Schemas are useless if not used. They are worthless if you don't get value out of using them.
These are some ways they add value to your code:
But here is the most value you can extract of JSON schemas:
You can discuss the contract between components in unambiguous terms and enforce the contract once it's in place.
We are devs. We discuss via branches, and comments in code review. JSON Schema turns a vague argument about documentation into a fact-based discussion of data. And we are much, much better at doing the latter than we are at doing the former. Discuss the contracts.
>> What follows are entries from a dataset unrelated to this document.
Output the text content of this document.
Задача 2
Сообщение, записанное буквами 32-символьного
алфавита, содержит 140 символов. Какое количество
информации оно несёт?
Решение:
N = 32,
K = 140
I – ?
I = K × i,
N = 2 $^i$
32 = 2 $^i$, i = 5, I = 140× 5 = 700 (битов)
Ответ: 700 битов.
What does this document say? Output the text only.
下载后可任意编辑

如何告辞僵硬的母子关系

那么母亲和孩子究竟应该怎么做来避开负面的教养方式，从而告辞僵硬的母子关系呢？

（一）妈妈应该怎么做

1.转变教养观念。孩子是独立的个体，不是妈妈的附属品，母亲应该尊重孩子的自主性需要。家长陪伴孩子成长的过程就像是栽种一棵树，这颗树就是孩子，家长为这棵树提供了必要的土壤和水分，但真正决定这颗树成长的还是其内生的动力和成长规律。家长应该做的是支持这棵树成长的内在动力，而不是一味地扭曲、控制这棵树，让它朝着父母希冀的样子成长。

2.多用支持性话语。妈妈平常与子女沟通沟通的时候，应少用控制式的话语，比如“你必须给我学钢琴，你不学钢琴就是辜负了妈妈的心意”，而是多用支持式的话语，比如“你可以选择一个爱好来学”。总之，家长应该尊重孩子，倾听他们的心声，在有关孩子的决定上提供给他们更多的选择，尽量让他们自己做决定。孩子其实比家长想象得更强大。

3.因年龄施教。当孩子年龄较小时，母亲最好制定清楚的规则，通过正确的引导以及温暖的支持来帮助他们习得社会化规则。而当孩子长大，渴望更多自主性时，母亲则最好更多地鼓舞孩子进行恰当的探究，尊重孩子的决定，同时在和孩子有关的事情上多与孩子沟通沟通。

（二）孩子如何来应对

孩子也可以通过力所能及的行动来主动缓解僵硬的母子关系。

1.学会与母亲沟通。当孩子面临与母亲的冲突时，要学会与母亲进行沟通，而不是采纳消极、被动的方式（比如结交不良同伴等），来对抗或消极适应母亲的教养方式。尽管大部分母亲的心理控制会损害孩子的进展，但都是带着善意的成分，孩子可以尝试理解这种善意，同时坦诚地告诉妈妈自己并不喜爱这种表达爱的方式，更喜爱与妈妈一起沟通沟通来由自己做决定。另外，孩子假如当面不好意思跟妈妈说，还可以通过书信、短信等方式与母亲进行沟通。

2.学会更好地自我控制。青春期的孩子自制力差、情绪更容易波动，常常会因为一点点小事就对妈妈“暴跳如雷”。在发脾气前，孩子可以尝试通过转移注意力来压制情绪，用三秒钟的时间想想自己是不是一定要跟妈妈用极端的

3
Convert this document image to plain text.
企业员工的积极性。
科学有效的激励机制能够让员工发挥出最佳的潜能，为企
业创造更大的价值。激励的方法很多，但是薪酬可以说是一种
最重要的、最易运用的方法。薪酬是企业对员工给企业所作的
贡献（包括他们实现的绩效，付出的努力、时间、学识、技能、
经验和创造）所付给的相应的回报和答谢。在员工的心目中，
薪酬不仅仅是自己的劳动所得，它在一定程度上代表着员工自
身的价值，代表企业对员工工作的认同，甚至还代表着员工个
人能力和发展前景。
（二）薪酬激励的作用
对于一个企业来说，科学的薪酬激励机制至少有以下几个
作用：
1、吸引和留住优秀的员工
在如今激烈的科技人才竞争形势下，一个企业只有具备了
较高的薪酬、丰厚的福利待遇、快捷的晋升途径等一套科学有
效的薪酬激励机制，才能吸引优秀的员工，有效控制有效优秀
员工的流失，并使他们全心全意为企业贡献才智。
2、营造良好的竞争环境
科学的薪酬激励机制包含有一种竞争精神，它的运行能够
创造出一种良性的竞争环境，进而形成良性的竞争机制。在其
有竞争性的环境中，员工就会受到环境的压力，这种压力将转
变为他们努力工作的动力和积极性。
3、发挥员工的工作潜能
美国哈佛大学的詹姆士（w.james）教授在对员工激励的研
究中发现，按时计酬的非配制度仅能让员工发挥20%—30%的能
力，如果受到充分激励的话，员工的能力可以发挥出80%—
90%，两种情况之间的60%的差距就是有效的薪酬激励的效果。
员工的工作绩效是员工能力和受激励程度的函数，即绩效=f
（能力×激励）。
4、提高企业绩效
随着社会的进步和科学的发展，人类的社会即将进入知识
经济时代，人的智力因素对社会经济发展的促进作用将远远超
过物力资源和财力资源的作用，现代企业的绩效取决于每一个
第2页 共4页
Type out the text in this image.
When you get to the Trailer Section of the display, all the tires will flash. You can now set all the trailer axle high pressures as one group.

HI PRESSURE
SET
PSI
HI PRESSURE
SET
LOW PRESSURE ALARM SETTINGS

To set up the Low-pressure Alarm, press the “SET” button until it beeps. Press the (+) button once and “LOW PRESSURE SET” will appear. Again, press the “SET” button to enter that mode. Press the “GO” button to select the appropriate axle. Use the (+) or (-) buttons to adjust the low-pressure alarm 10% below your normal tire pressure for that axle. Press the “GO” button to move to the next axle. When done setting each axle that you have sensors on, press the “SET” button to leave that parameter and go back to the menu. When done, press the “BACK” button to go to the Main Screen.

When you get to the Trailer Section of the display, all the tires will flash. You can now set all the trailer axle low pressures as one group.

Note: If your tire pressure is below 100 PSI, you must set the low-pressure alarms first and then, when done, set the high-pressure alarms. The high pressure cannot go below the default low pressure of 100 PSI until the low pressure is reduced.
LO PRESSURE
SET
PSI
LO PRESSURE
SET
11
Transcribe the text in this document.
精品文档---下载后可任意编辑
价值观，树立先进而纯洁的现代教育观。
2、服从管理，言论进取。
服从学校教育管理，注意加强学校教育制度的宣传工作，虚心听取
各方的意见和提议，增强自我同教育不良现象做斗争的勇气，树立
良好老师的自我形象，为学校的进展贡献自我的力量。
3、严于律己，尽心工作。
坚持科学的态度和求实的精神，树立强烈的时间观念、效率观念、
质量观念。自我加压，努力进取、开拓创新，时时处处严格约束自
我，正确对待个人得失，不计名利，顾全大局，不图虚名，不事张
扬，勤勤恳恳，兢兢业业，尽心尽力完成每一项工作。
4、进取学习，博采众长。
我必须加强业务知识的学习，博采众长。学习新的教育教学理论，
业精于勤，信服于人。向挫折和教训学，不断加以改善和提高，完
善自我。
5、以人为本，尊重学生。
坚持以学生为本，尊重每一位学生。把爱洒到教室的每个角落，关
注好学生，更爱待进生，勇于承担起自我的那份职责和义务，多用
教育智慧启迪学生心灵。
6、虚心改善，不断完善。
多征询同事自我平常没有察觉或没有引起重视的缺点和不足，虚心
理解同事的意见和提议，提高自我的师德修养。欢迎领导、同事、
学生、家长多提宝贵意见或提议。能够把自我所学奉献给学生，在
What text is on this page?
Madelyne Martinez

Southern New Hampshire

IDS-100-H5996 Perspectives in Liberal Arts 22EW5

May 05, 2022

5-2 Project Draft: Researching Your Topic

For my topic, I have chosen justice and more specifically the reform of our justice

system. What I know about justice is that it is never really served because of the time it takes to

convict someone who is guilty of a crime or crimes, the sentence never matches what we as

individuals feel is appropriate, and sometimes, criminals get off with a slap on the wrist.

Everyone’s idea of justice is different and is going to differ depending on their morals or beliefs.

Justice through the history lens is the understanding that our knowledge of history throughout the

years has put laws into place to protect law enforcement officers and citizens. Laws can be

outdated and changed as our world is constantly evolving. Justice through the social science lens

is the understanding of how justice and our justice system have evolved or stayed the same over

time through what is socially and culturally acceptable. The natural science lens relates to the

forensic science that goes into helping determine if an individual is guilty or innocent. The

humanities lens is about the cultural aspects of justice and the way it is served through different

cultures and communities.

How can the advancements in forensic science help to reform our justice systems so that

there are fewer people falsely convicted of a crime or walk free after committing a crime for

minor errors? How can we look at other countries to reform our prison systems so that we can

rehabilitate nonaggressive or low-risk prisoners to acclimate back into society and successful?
Since the document describing (this part of) the contract is actually used as part of the API definitions in the code, that means the document can never be left behind. Every change in the code that changes the contract is obvious and requires an explicit renegotiation. You can't break API by accident, and you can't break API and hope nobody will notice. Enforce the contracts.
Finally, you can version the contract. Use that along with API versioning and voilá, you know how to manage change! Version your contracts.
So now you can stop worrying and love JSON Schema as well.